Leitsatz

  1. Eigentümer haften wegen der Teilrechtsfähigkeit der Gemeinschaft im Außenverhältnis nicht mehr gesamtschuldnerisch für gemeinschaftliche Wasserver- und -entsorgung über das gemeinschaftliche Leitungsnetz
  2. Die Anteilshaftung der einzelnen Eigentümer im Außenverhältnis ist auch auf vor dem 1.7.2007 begründete Verbindlichkeiten der Gemeinschaft anzuwenden
 

Normenkette

§ 10 Abs. 8 WEG

 

Kommentar

  1. Bezieht eine Gemeinschaft Leistungen – wie hier Wasserver- und -entsorgung über ein gemeinschaftliches Leitungsnetz –, besteht seit der BGH-Entscheidung zur Teilrechtsfähigkeit einer Wohnungseigentümergemeinschaft aus dem Jahr 2005 (NZM 2005, 543) und der Gesetzesänderung zum 1.7.2007 (vgl. § 10 Abs. 6 WEG)keine gesamtschuldnerische vertragliche Außenhaftung der einzelnen Eigentümer mehr.
  2. Was die Anteilshaftung der einzelnen Eigentümer im Außenverhältnis nach § 10 Abs. 8 WEG betrifft, ist diese Neubestimmung auch auf vor dem 1.7.2007 begründete Verbindlichkeiten der Gemeinschaft anzuwenden.
Anmerkung

Zu dieser Entscheidung ist zunächst festzuhalten, dass der BGH (NZM 2007, 363) im Anschluss an seine Entscheidung zur Teilrechtsfähigkeit von 2005 ausgeführt hat, dass im Regelfall auch der Verband der Eigentümer als Vertragspartner anzusehen ist, wenn es im Rahmen der gemeinschaftlichen Verwaltung um eine Teilnahme der Gemeinschaft am Rechtsverkehr geht, wie z. B. auch bei Lieferung von Gas über einen alleinigen, gemeinschaftlichen Zähler für alle Wohnungseigentümer.

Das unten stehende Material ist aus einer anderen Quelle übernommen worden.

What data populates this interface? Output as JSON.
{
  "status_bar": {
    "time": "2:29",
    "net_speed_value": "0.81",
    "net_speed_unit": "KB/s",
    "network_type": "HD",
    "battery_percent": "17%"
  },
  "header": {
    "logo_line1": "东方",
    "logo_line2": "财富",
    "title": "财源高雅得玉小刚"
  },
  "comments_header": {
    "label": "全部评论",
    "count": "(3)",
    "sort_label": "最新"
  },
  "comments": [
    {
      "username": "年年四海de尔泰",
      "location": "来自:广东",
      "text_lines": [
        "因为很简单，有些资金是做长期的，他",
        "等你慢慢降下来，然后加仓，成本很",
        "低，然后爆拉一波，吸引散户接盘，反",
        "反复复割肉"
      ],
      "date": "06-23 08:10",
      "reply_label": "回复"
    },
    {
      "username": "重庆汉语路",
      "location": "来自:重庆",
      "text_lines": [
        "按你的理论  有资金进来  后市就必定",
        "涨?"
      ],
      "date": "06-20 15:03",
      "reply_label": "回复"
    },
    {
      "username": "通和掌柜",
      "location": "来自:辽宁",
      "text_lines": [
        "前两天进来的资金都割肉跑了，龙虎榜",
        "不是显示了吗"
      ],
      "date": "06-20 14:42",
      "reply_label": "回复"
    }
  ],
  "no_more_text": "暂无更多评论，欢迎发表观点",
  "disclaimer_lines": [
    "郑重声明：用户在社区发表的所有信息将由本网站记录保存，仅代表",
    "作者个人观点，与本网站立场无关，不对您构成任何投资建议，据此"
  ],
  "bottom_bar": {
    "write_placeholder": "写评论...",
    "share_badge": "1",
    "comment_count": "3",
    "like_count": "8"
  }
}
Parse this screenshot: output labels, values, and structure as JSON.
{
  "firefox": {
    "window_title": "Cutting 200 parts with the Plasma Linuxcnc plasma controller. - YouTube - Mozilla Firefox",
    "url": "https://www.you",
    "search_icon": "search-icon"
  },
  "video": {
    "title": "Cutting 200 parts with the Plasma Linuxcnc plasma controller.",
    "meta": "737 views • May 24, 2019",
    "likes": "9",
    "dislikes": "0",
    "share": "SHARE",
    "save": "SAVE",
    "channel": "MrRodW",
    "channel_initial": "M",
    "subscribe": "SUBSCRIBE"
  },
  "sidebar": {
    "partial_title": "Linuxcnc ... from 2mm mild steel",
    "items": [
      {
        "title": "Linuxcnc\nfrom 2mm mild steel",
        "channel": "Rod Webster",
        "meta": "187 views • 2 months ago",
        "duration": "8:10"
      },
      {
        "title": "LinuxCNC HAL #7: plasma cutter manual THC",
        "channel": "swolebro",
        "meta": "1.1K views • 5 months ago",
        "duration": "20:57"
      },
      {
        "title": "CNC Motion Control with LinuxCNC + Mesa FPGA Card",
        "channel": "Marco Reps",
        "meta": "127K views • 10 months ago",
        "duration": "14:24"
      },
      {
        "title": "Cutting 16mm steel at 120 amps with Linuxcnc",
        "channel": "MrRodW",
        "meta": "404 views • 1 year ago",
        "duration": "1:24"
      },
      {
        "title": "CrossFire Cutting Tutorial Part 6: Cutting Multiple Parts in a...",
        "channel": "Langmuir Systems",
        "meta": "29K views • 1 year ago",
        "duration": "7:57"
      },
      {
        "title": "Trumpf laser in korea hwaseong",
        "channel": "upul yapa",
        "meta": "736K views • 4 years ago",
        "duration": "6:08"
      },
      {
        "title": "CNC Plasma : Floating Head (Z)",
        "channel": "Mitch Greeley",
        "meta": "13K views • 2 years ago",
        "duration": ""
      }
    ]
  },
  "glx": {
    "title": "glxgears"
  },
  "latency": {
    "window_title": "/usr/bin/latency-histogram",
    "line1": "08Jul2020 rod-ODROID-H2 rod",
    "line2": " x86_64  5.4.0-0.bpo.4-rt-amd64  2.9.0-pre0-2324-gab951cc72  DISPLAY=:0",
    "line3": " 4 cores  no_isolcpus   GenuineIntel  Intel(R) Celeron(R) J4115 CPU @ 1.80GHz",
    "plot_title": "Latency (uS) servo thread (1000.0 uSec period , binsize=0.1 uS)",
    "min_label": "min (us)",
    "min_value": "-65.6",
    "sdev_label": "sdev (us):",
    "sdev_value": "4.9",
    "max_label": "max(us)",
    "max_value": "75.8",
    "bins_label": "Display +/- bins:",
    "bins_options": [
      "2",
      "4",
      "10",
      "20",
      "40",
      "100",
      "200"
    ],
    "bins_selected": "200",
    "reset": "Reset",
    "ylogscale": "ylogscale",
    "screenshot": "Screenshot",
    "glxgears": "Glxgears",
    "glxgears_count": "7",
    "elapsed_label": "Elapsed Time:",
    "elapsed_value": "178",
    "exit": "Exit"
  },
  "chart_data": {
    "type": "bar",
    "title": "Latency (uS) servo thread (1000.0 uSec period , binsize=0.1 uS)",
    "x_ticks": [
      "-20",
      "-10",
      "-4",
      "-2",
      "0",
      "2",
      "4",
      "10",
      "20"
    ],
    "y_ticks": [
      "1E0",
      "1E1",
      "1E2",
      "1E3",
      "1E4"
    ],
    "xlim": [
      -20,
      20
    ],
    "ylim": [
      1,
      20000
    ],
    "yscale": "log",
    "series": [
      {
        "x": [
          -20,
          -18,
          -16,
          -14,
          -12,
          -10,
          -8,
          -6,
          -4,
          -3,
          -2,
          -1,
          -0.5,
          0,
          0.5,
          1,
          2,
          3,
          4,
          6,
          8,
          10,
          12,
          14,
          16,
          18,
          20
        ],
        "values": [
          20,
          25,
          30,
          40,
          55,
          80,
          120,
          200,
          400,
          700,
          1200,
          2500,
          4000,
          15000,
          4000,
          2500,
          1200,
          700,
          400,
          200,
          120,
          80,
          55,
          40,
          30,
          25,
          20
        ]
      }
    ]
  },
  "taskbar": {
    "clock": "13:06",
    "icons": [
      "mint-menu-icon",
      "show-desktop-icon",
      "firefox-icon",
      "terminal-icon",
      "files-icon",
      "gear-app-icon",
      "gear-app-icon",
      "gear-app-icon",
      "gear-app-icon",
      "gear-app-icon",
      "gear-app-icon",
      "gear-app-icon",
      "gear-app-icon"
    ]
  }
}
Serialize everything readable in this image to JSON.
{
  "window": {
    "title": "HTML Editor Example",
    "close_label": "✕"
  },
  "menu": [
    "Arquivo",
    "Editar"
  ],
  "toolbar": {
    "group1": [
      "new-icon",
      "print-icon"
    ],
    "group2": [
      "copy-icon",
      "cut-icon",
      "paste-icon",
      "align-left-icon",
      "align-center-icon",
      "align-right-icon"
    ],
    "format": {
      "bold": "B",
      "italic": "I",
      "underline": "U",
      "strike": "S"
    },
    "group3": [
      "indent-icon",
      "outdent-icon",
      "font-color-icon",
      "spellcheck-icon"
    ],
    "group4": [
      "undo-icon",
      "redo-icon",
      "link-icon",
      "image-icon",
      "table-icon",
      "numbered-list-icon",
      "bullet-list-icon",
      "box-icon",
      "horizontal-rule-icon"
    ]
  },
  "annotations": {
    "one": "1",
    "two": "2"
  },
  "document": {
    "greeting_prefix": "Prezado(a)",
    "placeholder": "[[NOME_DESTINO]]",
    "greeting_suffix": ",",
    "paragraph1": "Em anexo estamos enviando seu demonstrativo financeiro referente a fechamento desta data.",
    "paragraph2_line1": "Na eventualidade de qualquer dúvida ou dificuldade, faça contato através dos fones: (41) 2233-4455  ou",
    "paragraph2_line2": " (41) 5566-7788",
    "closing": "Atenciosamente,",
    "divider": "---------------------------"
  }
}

Ein Vertragsabschluss mit den einzelnen Eigentümern ist nur ausnahmsweise unter besonderen Umständen anzunehmen. Diese Grundsätze gelten nun nach Meinung des KG auch grds. für den Wasserbezug und die Abwasserentsorgung, wenn diese über das gemeinschaftliche Leitungsnetz erfolgen. Insoweit besteht dann eine gemeinschaftliche Schuld im Sinne des § 10 Abs. 6 WEG.

Was die Anteilshaftung der einzelnen Eigentümer nach dem neuen § 10 Abs. 8 WEG betrifft, soll nun die Neuregelung auch auf Altverbindlichkeiten und nicht erst auf solche anwendbar sein, die nach dem 30.6.2007 begründet wurden; diese Frage ist allerdings zurzeit in der Literatur höchst umstritten (wie hier Palandt/Passenge, BGB, 67. Aufl., § 62 WEG Rn. 1; Briesemeister, ZWE 2007, 245; Schmid/Riecke, WEG, 2. Aufl., § 62; Abramenko, IMR 2007, 296). Begründet wird diese Meinung mit den Materialien des Reformgesetzes zu § 10 Abs. 6 und 8 WEG und die Reaktion des Gesetzgebers auf die geänderte Rechtsprechung des BGH (vgl. NZM 2006, 401/439 ff.). Insoweit hat der Gesetzgeber einen Kompromiss zwischen dem Gläubigerschutz einer Wohnungseigentümergemeinschaft und den Interessen der einzelnen Eigentümer statuiert. Nach Sinn und Zweck der neuen Vorschriften dürfte dieses Haftungssystem auf sämtliche, noch nicht abgeschlossene Sachverhalte anzuwenden sein, da auch Rechtsmittelgerichte zwischenzeitlich neue gesetzliche Bestimmungen zu berücksichtigen haben, soweit sie nach dem zeitlichen Geltungswillen ein streitiges Rechtsverhältnis erfassen.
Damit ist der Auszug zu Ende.